Almost every review of Moore’s show hit the same points. Some don’t hold back one bit. “Less a jaunty excursion than an unvarnished ego trip, ­the show is a slog through cringe-inducing skits and only occasionally engaging anecdotes about Moore’s stumble into the life of a political gadfly,” writes Peter Marks in The Washington Post.

Though marketing materials for "The Terms of My Surrender" encourage Trump supporters to attend, and explain how Moore wants to bridge the gap and create a dialogue, inside the theater, it doesn’t feel that way.

"Despite Moore's protests that the show isn’t a 'political rally,' what else are you supposed to call a room full of people chanting and cheering every time a majority opinion is reaffirmed, and hissing and cursing whenever the Enemy is mentioned?” asks Sara Holdren in Vulture.

In a similar vein, The Guardian's Jake Nevins asks, “The show might be addressing the very people—thespians and Manhattanites—who already see the president as Moore does: dangerously incompetent, exceptionally narcissistic and pathologically untruthful.

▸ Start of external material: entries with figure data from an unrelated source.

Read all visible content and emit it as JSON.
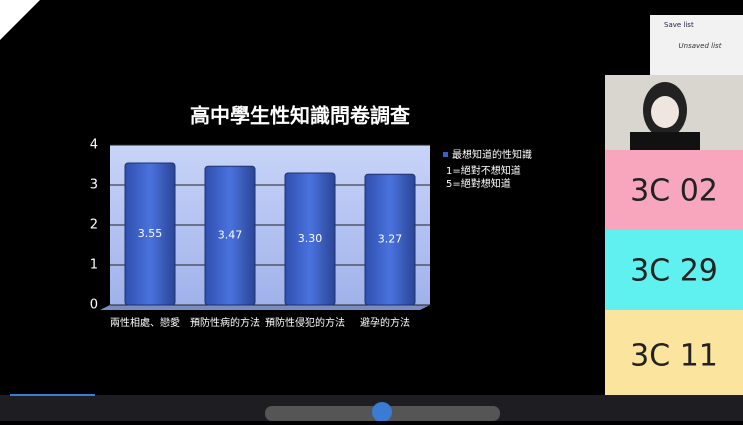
{
  "chart_data": {
    "type": "bar",
    "title": "高中學生性知識問卷調查",
    "categories": [
      "兩性相處、戀愛",
      "預防性病的方法",
      "預防性侵犯的方法",
      "避孕的方法"
    ],
    "series": [
      {
        "name": "最想知道的性知識",
        "color": "#3a5fc8",
        "values": [
          3.55,
          3.47,
          3.3,
          3.27
        ],
        "value_labels": [
          "3.55",
          "3.47",
          "3.30",
          "3.27"
        ]
      }
    ],
    "notes": [
      "1=絕對不想知道",
      "5=絕對想知道"
    ],
    "ylim": [
      0,
      4
    ],
    "yticks": [
      0,
      1,
      2,
      3,
      4
    ],
    "grid": true,
    "legend": "right"
  },
  "participants": [
    "3C 02",
    "3C 29",
    "3C 11"
  ],
  "playlist": {
    "save": "Save list",
    "title": "Unsaved list"
  }
}
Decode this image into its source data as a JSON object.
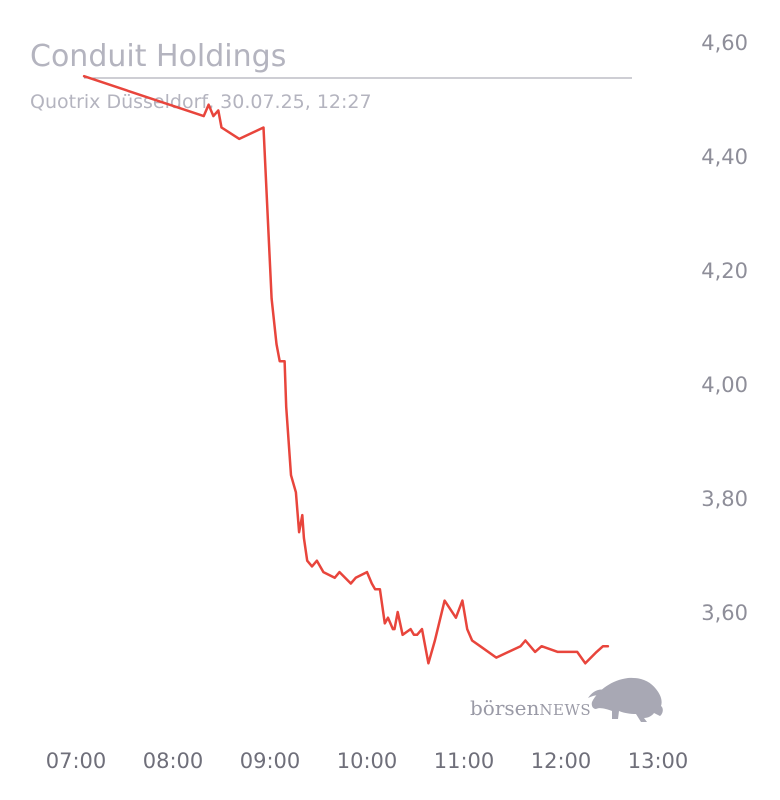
{
  "chart_data": {
    "type": "line",
    "title": "Conduit Holdings",
    "subtitle": "Quotrix Düsseldorf, 30.07.25, 12:27",
    "x_ticks": [
      "07:00",
      "08:00",
      "09:00",
      "10:00",
      "11:00",
      "12:00",
      "13:00"
    ],
    "y_ticks": [
      "4,60",
      "4,40",
      "4,20",
      "4,00",
      "3,80",
      "3,60"
    ],
    "xlim": [
      "07:00",
      "13:00"
    ],
    "ylim": [
      3.45,
      4.62
    ],
    "grid": false,
    "line_color": "#e8453c",
    "series": [
      {
        "x": [
          "07:05",
          "08:19",
          "08:22",
          "08:25",
          "08:28",
          "08:30",
          "08:41",
          "08:56",
          "09:01",
          "09:04",
          "09:06",
          "09:09",
          "09:10",
          "09:13",
          "09:16",
          "09:18",
          "09:20",
          "09:21",
          "09:23",
          "09:26",
          "09:29",
          "09:33",
          "09:40",
          "09:43",
          "09:50",
          "09:53",
          "10:00",
          "10:03",
          "10:05",
          "10:08",
          "10:11",
          "10:13",
          "10:16",
          "10:17",
          "10:19",
          "10:22",
          "10:27",
          "10:29",
          "10:31",
          "10:34",
          "10:38",
          "10:42",
          "10:48",
          "10:55",
          "10:59",
          "11:02",
          "11:05",
          "11:10",
          "11:20",
          "11:35",
          "11:38",
          "11:44",
          "11:48",
          "11:58",
          "12:10",
          "12:15",
          "12:22",
          "12:26",
          "12:29"
        ],
        "values": [
          4.54,
          4.47,
          4.49,
          4.47,
          4.48,
          4.45,
          4.43,
          4.45,
          4.15,
          4.07,
          4.04,
          4.04,
          3.96,
          3.84,
          3.81,
          3.74,
          3.77,
          3.73,
          3.69,
          3.68,
          3.69,
          3.67,
          3.66,
          3.67,
          3.65,
          3.66,
          3.67,
          3.65,
          3.64,
          3.64,
          3.58,
          3.59,
          3.57,
          3.57,
          3.6,
          3.56,
          3.57,
          3.56,
          3.56,
          3.57,
          3.51,
          3.55,
          3.62,
          3.59,
          3.62,
          3.57,
          3.55,
          3.54,
          3.52,
          3.54,
          3.55,
          3.53,
          3.54,
          3.53,
          3.53,
          3.51,
          3.53,
          3.54,
          3.54
        ]
      }
    ]
  },
  "logo": {
    "text_lower": "börsen",
    "text_caps": "NEWS",
    "icon": "bull-icon"
  }
}
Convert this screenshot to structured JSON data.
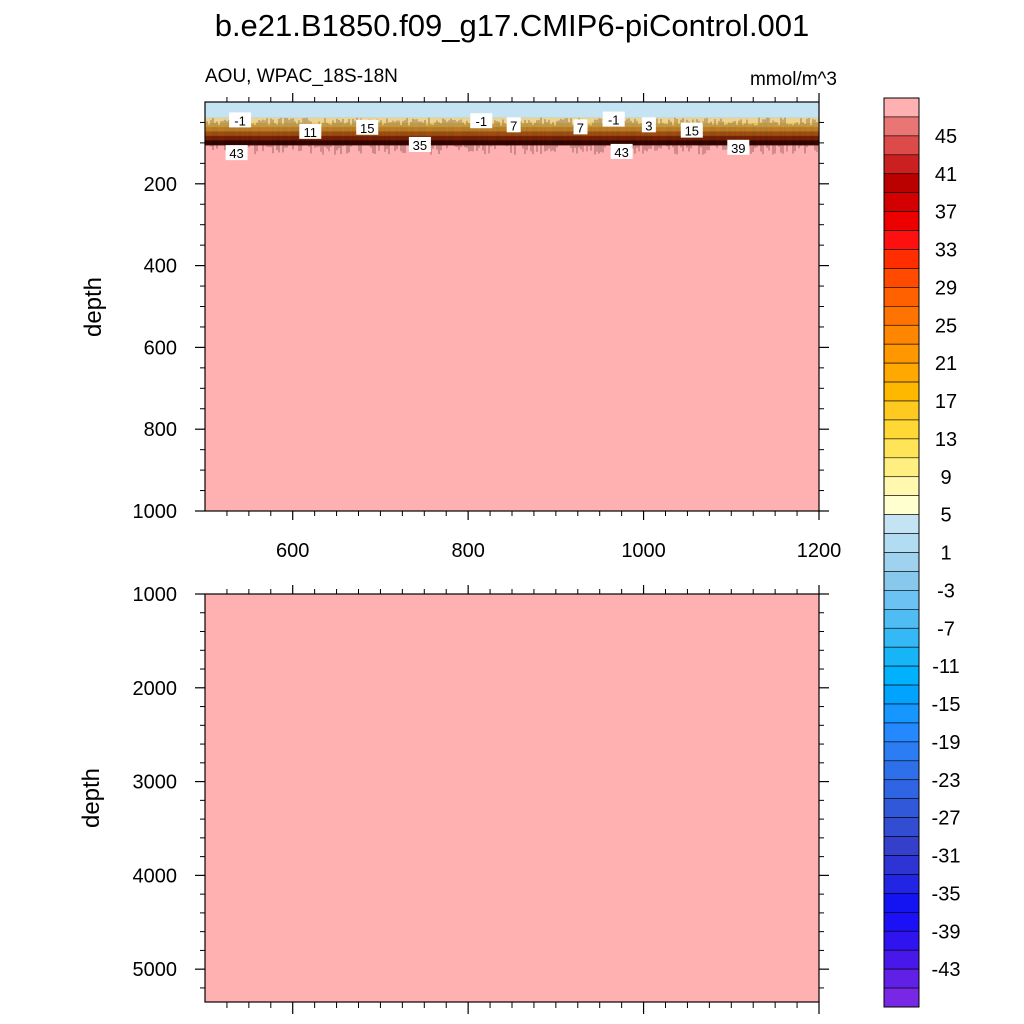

If Moore hopes to convert the unconverted, is a Broadway stage really the best place to do it?”

It’s not that Moore isn't a fantastic activist and filmmaker, writes Jesse Green in The New York Times, it's just that he's not made for the stage. “Mr. Moore, awkward and often tongue-tied, is not a natural stage creature," he writes. "[It’s] a bit like being stuck at Thanksgiving dinner with a garrulous, self-regarding, time-sucking uncle. Gotta love him — but maybe let's turn on the television."